Na antiga tradição, candidato era aquele que se vestia de branco, candidus, para se apresentar ao sufrágio de escolhas no contexto da comunidade. Portanto, candidatar-se significava, antes de tudo, ter condição moral e ousadia para assumir exercícios de representatividade. Ser cândido é zelar pela conduta honesta e ilibada. A partir dessa compreensão, é possível concluir que os eleitos precisam continuar candidatos, isto é, devem se empenhar, dia a dia, com incidência em cada um dos seus atos, escolhas e deliberações, no compromisso de alicerçar-se numa conduta merecedora de confiança.

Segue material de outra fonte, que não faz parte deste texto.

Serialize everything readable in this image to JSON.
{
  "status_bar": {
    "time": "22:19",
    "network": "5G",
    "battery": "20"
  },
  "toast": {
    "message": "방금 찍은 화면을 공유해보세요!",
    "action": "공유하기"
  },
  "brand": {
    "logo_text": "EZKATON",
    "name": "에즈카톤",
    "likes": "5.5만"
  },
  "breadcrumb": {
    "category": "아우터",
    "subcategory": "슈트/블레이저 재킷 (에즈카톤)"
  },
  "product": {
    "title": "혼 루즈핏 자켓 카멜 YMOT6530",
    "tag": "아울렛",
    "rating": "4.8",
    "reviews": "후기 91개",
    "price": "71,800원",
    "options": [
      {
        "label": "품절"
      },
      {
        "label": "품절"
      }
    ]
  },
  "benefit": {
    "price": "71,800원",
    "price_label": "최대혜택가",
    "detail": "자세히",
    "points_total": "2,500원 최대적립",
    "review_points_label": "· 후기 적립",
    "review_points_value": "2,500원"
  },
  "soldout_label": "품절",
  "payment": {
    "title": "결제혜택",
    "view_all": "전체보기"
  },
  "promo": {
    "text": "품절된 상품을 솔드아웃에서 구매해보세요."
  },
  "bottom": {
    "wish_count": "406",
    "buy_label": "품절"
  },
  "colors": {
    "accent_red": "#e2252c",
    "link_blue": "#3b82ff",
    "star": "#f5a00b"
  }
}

O primeiro compromisso dos representantes públicos deve ser assumir a condição de servidor do povo. Assim também deve ser nos diferentes âmbitos e instâncias da sociedade, incluindo religiosas, corporativas, educacionais e todas as outras que articulam a identidade pluralista da contemporaneidade. Leves descuidos, seja na esfera pessoal ou social, provocam sérios prejuízos, alimentam vícios que comprometem o desenvolvimento e impedem a inadiável construção de um mundo mais justo e solidário. Se alguém se candidata, sua moralidade há de ser a base primeira, antes mesmo da indispensável competência administrativa e técnica. Pode se imaginar o desastre quando faltam parâmetros morais a um gestor. Obviamente, paga-se um preço muito alto.

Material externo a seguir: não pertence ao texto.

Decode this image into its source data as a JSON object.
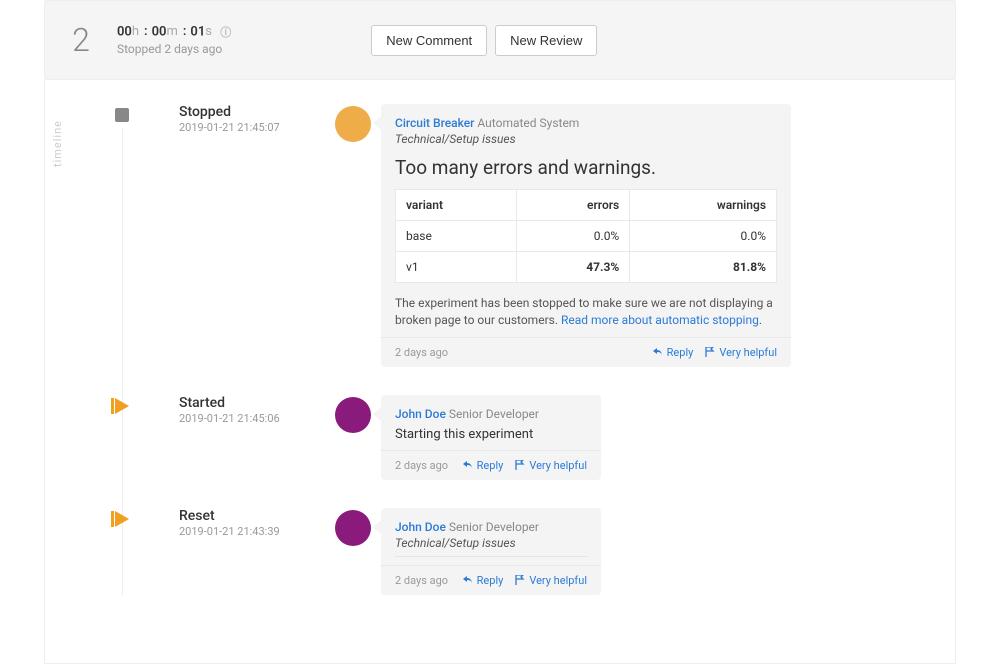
{
  "iteration": "2",
  "timer": {
    "h": "00",
    "m": "00",
    "s": "01",
    "sub": "Stopped 2 days ago"
  },
  "actions": {
    "new_comment": "New Comment",
    "new_review": "New Review"
  },
  "timeline_label": "timeline",
  "events": [
    {
      "marker": "stop",
      "title": "Stopped",
      "ts": "2019-01-21 21:45:07",
      "avatar": "orange",
      "card": {
        "width": "wide",
        "author": "Circuit Breaker",
        "role": "Automated System",
        "tag": "Technical/Setup issues",
        "headline": "Too many errors and warnings.",
        "table": {
          "cols": [
            "variant",
            "errors",
            "warnings"
          ],
          "rows": [
            {
              "cells": [
                "base",
                "0.0%",
                "0.0%"
              ],
              "emph": false
            },
            {
              "cells": [
                "v1",
                "47.3%",
                "81.8%"
              ],
              "emph": true
            }
          ]
        },
        "explain_pre": "The experiment has been stopped to make sure we are not displaying a broken page to our customers. ",
        "explain_link": "Read more about automatic stopping",
        "explain_post": ".",
        "footer_ts": "2 days ago"
      }
    },
    {
      "marker": "play",
      "title": "Started",
      "ts": "2019-01-21 21:45:06",
      "avatar": "purple",
      "card": {
        "width": "narrow",
        "author": "John Doe",
        "role": "Senior Developer",
        "text": "Starting this experiment",
        "footer_ts": "2 days ago"
      }
    },
    {
      "marker": "play",
      "title": "Reset",
      "ts": "2019-01-21 21:43:39",
      "avatar": "purple",
      "card": {
        "width": "narrow",
        "author": "John Doe",
        "role": "Senior Developer",
        "tag": "Technical/Setup issues",
        "footer_ts": "2 days ago"
      }
    }
  ],
  "footer_actions": {
    "reply": "Reply",
    "helpful": "Very helpful"
  }
}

O candidato eleito não pode agir de modo superficial, pois sua autoridade política deve ser instrumento de coordenação das relações, procedimentos, funcionamentos e instituições para que estejam a serviço do desenvolvimento humano integral. Nesta perspectiva, pois, não bastaria ao representante do povo apenas lutar por algumas causas, nem mesmo somente trabalhar para garantir o desenvolvimento econômico, em vista de uma organização social equilibrada. É imprescindível compreender e, consequentemente, agir à luz e no horizonte do desenvolvimento integral. Aponta-se aqui que não será exitosa uma representação, gerência ou condução na sociedade se prevalecerem as lacunas humanísticas e o estreitamento de interesses cartoriais. Certamente, dessas lacunas derivam as mediocridades que fragilizam a necessária ideologia político partidária, que deveria contribuir para o debate e exercício da cidadania. Em vez disso, servem de “trampolim” para ações egoístas, que beneficiam poucos e enfraquecem o gosto pelo bem comum, especialmente pelos mais pobres.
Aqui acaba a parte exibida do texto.